三杯ほど飲んだところで、マスターに「もうすぐ終電ですよ」と言われ、頃合いを見て店を出た。
けど、私はロータリーのベンチに腰掛けたまま、改札のシャッターがゆっくりと降りていくのを、ぼんやりと見送っている。
さっきから、時計を見ては、ため息をついてるふりをする。仕方なく間に合わなかった⋯⋯と、誰にアピールするでもなく。そんな自分が嫌になる。
本当は知っていたから。

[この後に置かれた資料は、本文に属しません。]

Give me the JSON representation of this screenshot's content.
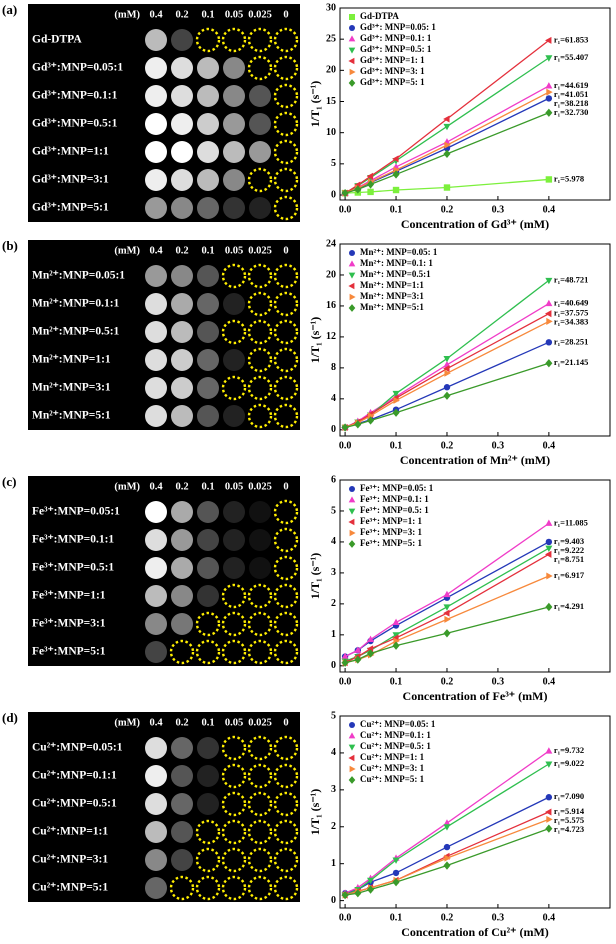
{
  "panels": [
    {
      "label": "(a)",
      "phantom": {
        "unit": "(mM)",
        "columns": [
          "0.4",
          "0.2",
          "0.1",
          "0.05",
          "0.025",
          "0"
        ],
        "rows": [
          {
            "label": "Gd-DTPA",
            "cells": [
              "#bbbbbb",
              "#444444",
              null,
              null,
              null,
              null
            ]
          },
          {
            "label": "Gd³⁺:MNP=0.05:1",
            "cells": [
              "#eeeeee",
              "#dddddd",
              "#bbbbbb",
              "#888888",
              null,
              null
            ]
          },
          {
            "label": "Gd³⁺:MNP=0.1:1",
            "cells": [
              "#eeeeee",
              "#dddddd",
              "#bbbbbb",
              "#888888",
              "#555555",
              null
            ]
          },
          {
            "label": "Gd³⁺:MNP=0.5:1",
            "cells": [
              "#ffffff",
              "#eeeeee",
              "#cccccc",
              "#999999",
              "#555555",
              null
            ]
          },
          {
            "label": "Gd³⁺:MNP=1:1",
            "cells": [
              "#ffffff",
              "#ffffff",
              "#dddddd",
              "#bbbbbb",
              "#999999",
              null
            ]
          },
          {
            "label": "Gd³⁺:MNP=3:1",
            "cells": [
              "#eeeeee",
              "#dddddd",
              "#bbbbbb",
              "#888888",
              null,
              null
            ]
          },
          {
            "label": "Gd³⁺:MNP=5:1",
            "cells": [
              "#999999",
              "#888888",
              "#666666",
              "#333333",
              "#222222",
              null
            ]
          }
        ]
      }
    },
    {
      "label": "(b)",
      "phantom": {
        "unit": "(mM)",
        "columns": [
          "0.4",
          "0.2",
          "0.1",
          "0.05",
          "0.025",
          "0"
        ],
        "rows": [
          {
            "label": "Mn²⁺:MNP=0.05:1",
            "cells": [
              "#999999",
              "#888888",
              "#555555",
              null,
              null,
              null
            ]
          },
          {
            "label": "Mn²⁺:MNP=0.1:1",
            "cells": [
              "#dddddd",
              "#aaaaaa",
              "#666666",
              "#222222",
              null,
              null
            ]
          },
          {
            "label": "Mn²⁺:MNP=0.5:1",
            "cells": [
              "#dddddd",
              "#bbbbbb",
              "#555555",
              null,
              null,
              null
            ]
          },
          {
            "label": "Mn²⁺:MNP=1:1",
            "cells": [
              "#dddddd",
              "#cccccc",
              "#666666",
              "#222222",
              null,
              null
            ]
          },
          {
            "label": "Mn²⁺:MNP=3:1",
            "cells": [
              "#dddddd",
              "#cccccc",
              "#666666",
              null,
              null,
              null
            ]
          },
          {
            "label": "Mn²⁺:MNP=5:1",
            "cells": [
              "#dddddd",
              "#bbbbbb",
              "#555555",
              "#222222",
              null,
              null
            ]
          }
        ]
      }
    },
    {
      "label": "(c)",
      "phantom": {
        "unit": "(mM)",
        "columns": [
          "0.4",
          "0.2",
          "0.1",
          "0.05",
          "0.025",
          "0"
        ],
        "rows": [
          {
            "label": "Fe³⁺:MNP=0.05:1",
            "cells": [
              "#ffffff",
              "#aaaaaa",
              "#555555",
              "#222222",
              "#111111",
              null
            ]
          },
          {
            "label": "Fe³⁺:MNP=0.1:1",
            "cells": [
              "#dddddd",
              "#999999",
              "#444444",
              "#222222",
              "#111111",
              null
            ]
          },
          {
            "label": "Fe³⁺:MNP=0.5:1",
            "cells": [
              "#eeeeee",
              "#aaaaaa",
              "#555555",
              "#222222",
              "#111111",
              null
            ]
          },
          {
            "label": "Fe³⁺:MNP=1:1",
            "cells": [
              "#bbbbbb",
              "#888888",
              "#333333",
              null,
              null,
              null
            ]
          },
          {
            "label": "Fe³⁺:MNP=3:1",
            "cells": [
              "#888888",
              "#777777",
              null,
              null,
              null,
              null
            ]
          },
          {
            "label": "Fe³⁺:MNP=5:1",
            "cells": [
              "#444444",
              null,
              null,
              null,
              null,
              null
            ]
          }
        ]
      }
    },
    {
      "label": "(d)",
      "phantom": {
        "unit": "(mM)",
        "columns": [
          "0.4",
          "0.2",
          "0.1",
          "0.05",
          "0.025",
          "0"
        ],
        "rows": [
          {
            "label": "Cu²⁺:MNP=0.05:1",
            "cells": [
              "#dddddd",
              "#666666",
              "#333333",
              null,
              null,
              null
            ]
          },
          {
            "label": "Cu²⁺:MNP=0.1:1",
            "cells": [
              "#eeeeee",
              "#555555",
              "#222222",
              null,
              null,
              null
            ]
          },
          {
            "label": "Cu²⁺:MNP=0.5:1",
            "cells": [
              "#dddddd",
              "#666666",
              "#222222",
              null,
              null,
              null
            ]
          },
          {
            "label": "Cu²⁺:MNP=1:1",
            "cells": [
              "#bbbbbb",
              "#555555",
              null,
              null,
              null,
              null
            ]
          },
          {
            "label": "Cu²⁺:MNP=3:1",
            "cells": [
              "#888888",
              "#444444",
              null,
              null,
              null,
              null
            ]
          },
          {
            "label": "Cu²⁺:MNP=5:1",
            "cells": [
              "#666666",
              null,
              null,
              null,
              null,
              null
            ]
          }
        ]
      }
    }
  ],
  "chart_data": [
    {
      "type": "line",
      "x_label": "Concentration of Gd³⁺ (mM)",
      "y_label": "1/T₁ (s⁻¹)",
      "x": [
        0,
        0.025,
        0.05,
        0.1,
        0.2,
        0.4
      ],
      "xlim": [
        -0.01,
        0.52
      ],
      "ylim": [
        -0.8,
        30
      ],
      "xticks": [
        {
          "value": 0,
          "label": "0.0"
        },
        0.1,
        0.2,
        0.3,
        0.4
      ],
      "yticks": [
        0,
        5,
        10,
        15,
        20,
        25,
        30
      ],
      "grid": false,
      "legend": "upper left",
      "series": [
        {
          "name": "Gd-DTPA",
          "color": "#7cf03c",
          "marker": "square",
          "values": [
            0.3,
            0.4,
            0.5,
            0.8,
            1.2,
            2.5
          ],
          "annotation": "r₁=5.978"
        },
        {
          "name": "Gd³⁺: MNP=0.05: 1",
          "color": "#2438b8",
          "marker": "circle",
          "values": [
            0.3,
            1.0,
            2.0,
            3.8,
            7.5,
            15.5
          ],
          "annotation": "r₁=38.218"
        },
        {
          "name": "Gd³⁺: MNP=0.1: 1",
          "color": "#f03cc8",
          "marker": "triangle-up",
          "values": [
            0.3,
            1.2,
            2.3,
            4.5,
            8.5,
            17.5
          ],
          "annotation": "r₁=44.619"
        },
        {
          "name": "Gd³⁺: MNP=0.5: 1",
          "color": "#2fbf4f",
          "marker": "triangle-down",
          "values": [
            0.3,
            1.5,
            2.8,
            5.5,
            11.0,
            22.0
          ],
          "annotation": "r₁=55.407"
        },
        {
          "name": "Gd³⁺: MNP=1: 1",
          "color": "#e4303c",
          "marker": "triangle-left",
          "values": [
            0.3,
            1.6,
            3.0,
            5.8,
            12.2,
            24.8
          ],
          "annotation": "r₁=61.853"
        },
        {
          "name": "Gd³⁺: MNP=3: 1",
          "color": "#f7893c",
          "marker": "triangle-right",
          "values": [
            0.3,
            1.1,
            2.1,
            4.0,
            8.0,
            16.5
          ],
          "annotation": "r₁=41.051"
        },
        {
          "name": "Gd³⁺: MNP=5: 1",
          "color": "#3a9a2a",
          "marker": "diamond",
          "values": [
            0.3,
            0.9,
            1.7,
            3.3,
            6.6,
            13.2
          ],
          "annotation": "r₁=32.730"
        }
      ]
    },
    {
      "type": "line",
      "x_label": "Concentration of Mn²⁺ (mM)",
      "y_label": "1/T₁ (s⁻¹)",
      "x": [
        0,
        0.025,
        0.05,
        0.1,
        0.2,
        0.4
      ],
      "xlim": [
        -0.01,
        0.52
      ],
      "ylim": [
        -0.8,
        24
      ],
      "xticks": [
        {
          "value": 0,
          "label": "0.0"
        },
        0.1,
        0.2,
        0.3,
        0.4
      ],
      "yticks": [
        0,
        4,
        8,
        12,
        16,
        20,
        24
      ],
      "grid": false,
      "legend": "upper left",
      "series": [
        {
          "name": "Mn²⁺: MNP=0.05: 1",
          "color": "#2438b8",
          "marker": "circle",
          "values": [
            0.3,
            0.8,
            1.3,
            2.6,
            5.5,
            11.3
          ],
          "annotation": "r₁=28.251"
        },
        {
          "name": "Mn²⁺: MNP=0.1: 1",
          "color": "#f03cc8",
          "marker": "triangle-up",
          "values": [
            0.3,
            1.1,
            2.2,
            4.3,
            8.4,
            16.3
          ],
          "annotation": "r₁=40.649"
        },
        {
          "name": "Mn²⁺: MNP=0.5:1",
          "color": "#2fbf4f",
          "marker": "triangle-down",
          "values": [
            0.3,
            1.0,
            1.9,
            4.7,
            9.2,
            19.3
          ],
          "annotation": "r₁=48.721"
        },
        {
          "name": "Mn²⁺: MNP=1:1",
          "color": "#e4303c",
          "marker": "triangle-left",
          "values": [
            0.3,
            1.0,
            2.0,
            4.1,
            7.9,
            15.0
          ],
          "annotation": "r₁=37.575"
        },
        {
          "name": "Mn²⁺: MNP=3:1",
          "color": "#f7893c",
          "marker": "triangle-right",
          "values": [
            0.3,
            0.9,
            1.8,
            3.8,
            7.3,
            14.0
          ],
          "annotation": "r₁=34.383"
        },
        {
          "name": "Mn²⁺: MNP=5:1",
          "color": "#3a9a2a",
          "marker": "diamond",
          "values": [
            0.3,
            0.7,
            1.2,
            2.2,
            4.4,
            8.6
          ],
          "annotation": "r₁=21.145"
        }
      ]
    },
    {
      "type": "line",
      "x_label": "Concentration of Fe³⁺ (mM)",
      "y_label": "1/T₁ (s⁻¹)",
      "x": [
        0,
        0.025,
        0.05,
        0.1,
        0.2,
        0.4
      ],
      "xlim": [
        -0.01,
        0.52
      ],
      "ylim": [
        -0.2,
        6
      ],
      "xticks": [
        {
          "value": 0,
          "label": "0.0"
        },
        0.1,
        0.2,
        0.3,
        0.4
      ],
      "yticks": [
        0,
        1,
        2,
        3,
        4,
        5,
        6
      ],
      "grid": false,
      "legend": "upper left",
      "series": [
        {
          "name": "Fe³⁺: MNP=0.05: 1",
          "color": "#2438b8",
          "marker": "circle",
          "values": [
            0.3,
            0.5,
            0.8,
            1.3,
            2.2,
            4.0
          ],
          "annotation": "r₁=9.403"
        },
        {
          "name": "Fe³⁺: MNP=0.1: 1",
          "color": "#f03cc8",
          "marker": "triangle-up",
          "values": [
            0.3,
            0.5,
            0.85,
            1.4,
            2.3,
            4.6
          ],
          "annotation": "r₁=11.085"
        },
        {
          "name": "Fe³⁺: MNP=0.5: 1",
          "color": "#2fbf4f",
          "marker": "triangle-down",
          "values": [
            0.15,
            0.3,
            0.5,
            1.0,
            1.9,
            3.8
          ],
          "annotation": "r₁=9.222"
        },
        {
          "name": "Fe³⁺: MNP=1: 1",
          "color": "#e4303c",
          "marker": "triangle-left",
          "values": [
            0.1,
            0.3,
            0.55,
            0.9,
            1.7,
            3.6
          ],
          "annotation": "r₁=8.751"
        },
        {
          "name": "Fe³⁺: MNP=3: 1",
          "color": "#f7893c",
          "marker": "triangle-right",
          "values": [
            0.1,
            0.2,
            0.35,
            0.8,
            1.5,
            2.9
          ],
          "annotation": "r₁=6.917"
        },
        {
          "name": "Fe³⁺: MNP=5: 1",
          "color": "#3a9a2a",
          "marker": "diamond",
          "values": [
            0.1,
            0.2,
            0.4,
            0.65,
            1.05,
            1.9
          ],
          "annotation": "r₁=4.291"
        }
      ]
    },
    {
      "type": "line",
      "x_label": "Concentration of Cu²⁺ (mM)",
      "y_label": "1/T₁ (s⁻¹)",
      "x": [
        0,
        0.025,
        0.05,
        0.1,
        0.2,
        0.4
      ],
      "xlim": [
        -0.01,
        0.52
      ],
      "ylim": [
        -0.2,
        5
      ],
      "xticks": [
        {
          "value": 0,
          "label": "0.0"
        },
        0.1,
        0.2,
        0.3,
        0.4
      ],
      "yticks": [
        0,
        1,
        2,
        3,
        4,
        5
      ],
      "grid": false,
      "legend": "upper left",
      "series": [
        {
          "name": "Cu²⁺: MNP=0.05: 1",
          "color": "#2438b8",
          "marker": "circle",
          "values": [
            0.2,
            0.3,
            0.5,
            0.75,
            1.45,
            2.8
          ],
          "annotation": "r₁=7.090"
        },
        {
          "name": "Cu²⁺: MNP=0.1: 1",
          "color": "#f03cc8",
          "marker": "triangle-up",
          "values": [
            0.2,
            0.35,
            0.6,
            1.15,
            2.1,
            4.05
          ],
          "annotation": "r₁=9.732"
        },
        {
          "name": "Cu²⁺: MNP=0.5: 1",
          "color": "#2fbf4f",
          "marker": "triangle-down",
          "values": [
            0.15,
            0.3,
            0.55,
            1.1,
            2.0,
            3.7
          ],
          "annotation": "r₁=9.022"
        },
        {
          "name": "Cu²⁺: MNP=1: 1",
          "color": "#e4303c",
          "marker": "triangle-left",
          "values": [
            0.15,
            0.25,
            0.35,
            0.55,
            1.2,
            2.4
          ],
          "annotation": "r₁=5.914"
        },
        {
          "name": "Cu²⁺: MNP=3: 1",
          "color": "#f7893c",
          "marker": "triangle-right",
          "values": [
            0.15,
            0.25,
            0.35,
            0.55,
            1.15,
            2.2
          ],
          "annotation": "r₁=5.575"
        },
        {
          "name": "Cu²⁺: MNP=5: 1",
          "color": "#3a9a2a",
          "marker": "diamond",
          "values": [
            0.15,
            0.2,
            0.3,
            0.5,
            0.95,
            1.95
          ],
          "annotation": "r₁=4.723"
        }
      ]
    }
  ]
}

あと三分で終電が出ることも、階段を駆け下りれば間に合ったことも。

わざとだった。
帰りたくなかった。
それだけ。

忘れかけていたのは、自分のことだった。
仕事に追われて、正しさに縛られて、ほんとうの『寂しさ』すら置き去りにしていた。
たぶん私が逃したのは、終電じゃなくて、もっとずっと前から、何か大切なものを見失っていたのかもしれない。
そんな気がした。

コートの襟をかき寄せて、吐き出す息を見上げる。
白く、頼りない温度の水蒸気が夜に溶けた。
「はぁ、私も消えたいよ」
苦笑いまじりに呟いた言葉も、誰にも届かずに消える。
まぁ、そんな勇気もないんだけど。
お酒が嫌なことを消してくれるわけじゃない。この衝動的な行動も、ある種、私の反抗心だ。
鞄の紐を握り直す。よし、コンビニでお酒でも買って歩くか。そう思って立ち上がった瞬間だった。

「あの。もしかして終電、逃しちゃいました?」

私の背中に、不意に、誰かが声をかけてきた。
驚いて振り返ると、うっすらと見覚えのある顔がある。
誰だっけ? ⋯⋯あっ、さっきまで飲んでいたバーのカウンターで、隣にいた男の人だ。タブレットを片手に、静かに飲んでいた姿が、なんとなく気になっていた。
座っていたときは気づかなかったけど、こうして見ると、私よりもずっと背が高い。ラフなジャケットをさらりと着こなしている。ゆるくセンター分けにされた髪は、毛先に軽くウェーブがかかっていて、今どきのモテる人だ。がっしりとした体格ではないけれど、無駄のない引き締まった肩まわりは、たぶん何かしらスポーツをしていた人のそれだろう。
なんとなくサッカー部っぽいな⋯⋯なんて思ってしまうのは、私の勝手な想像だけど。
気になった理由は、お酒が強そうに見えて、頼んでいたのはノンアルコールだったこと。
なんでバーに来たんだろう? って不思議に思った。
ぱっと見は陽キャっぽく見えるけど、どこか人混みに溶けきれない雰囲気がある。不意に俯いた横顔が、妙に静かで、どこか遠くを見ているように感じた。

「⋯⋯はい、まあ。酔いを覚ましてたら、つい」

なんとか答えると、彼は少しだけ笑った。
くしゃっとした笑顔に、思わず視線を奪われる。
無邪気なその笑い方に、どこか少年っぽさが混じっていた。
私も社交辞令程度に聞き返す。

「あなたも、ですか?」

「はい。似たようなもんです。仕事でバタついてて⋯⋯考え事しながら飲んでたら、気づいたら終わってました」

彼は駅を指さしながら、気まずそうに笑う。

「⋯⋯でも、お酒、飲んでませんでしたよね?」

「よく見てましたね。ええ、ノンアルのモスコミュールだけ。飲みたい気分じゃなかったんで」

「注文聞こえてきたんで⋯⋯。お酒、強そうなのに?」

「ははっ。よく、言われます。でも、今日は⋯⋯酔いたくなかったんですよ」

その言い方が、どこか自分を守るためみたいに聞こえた。軽く笑っているのに、瞳の奥だけが、どこか遠い。きっとこの人も、誰にも話せない夜を、抱えているんだろうな。

「どうして?」

彼は、顔をきりっとさせて「あなたが隣だったから⋯⋯って言ったら、ちょっと気持ち悪いですかね」と、言う。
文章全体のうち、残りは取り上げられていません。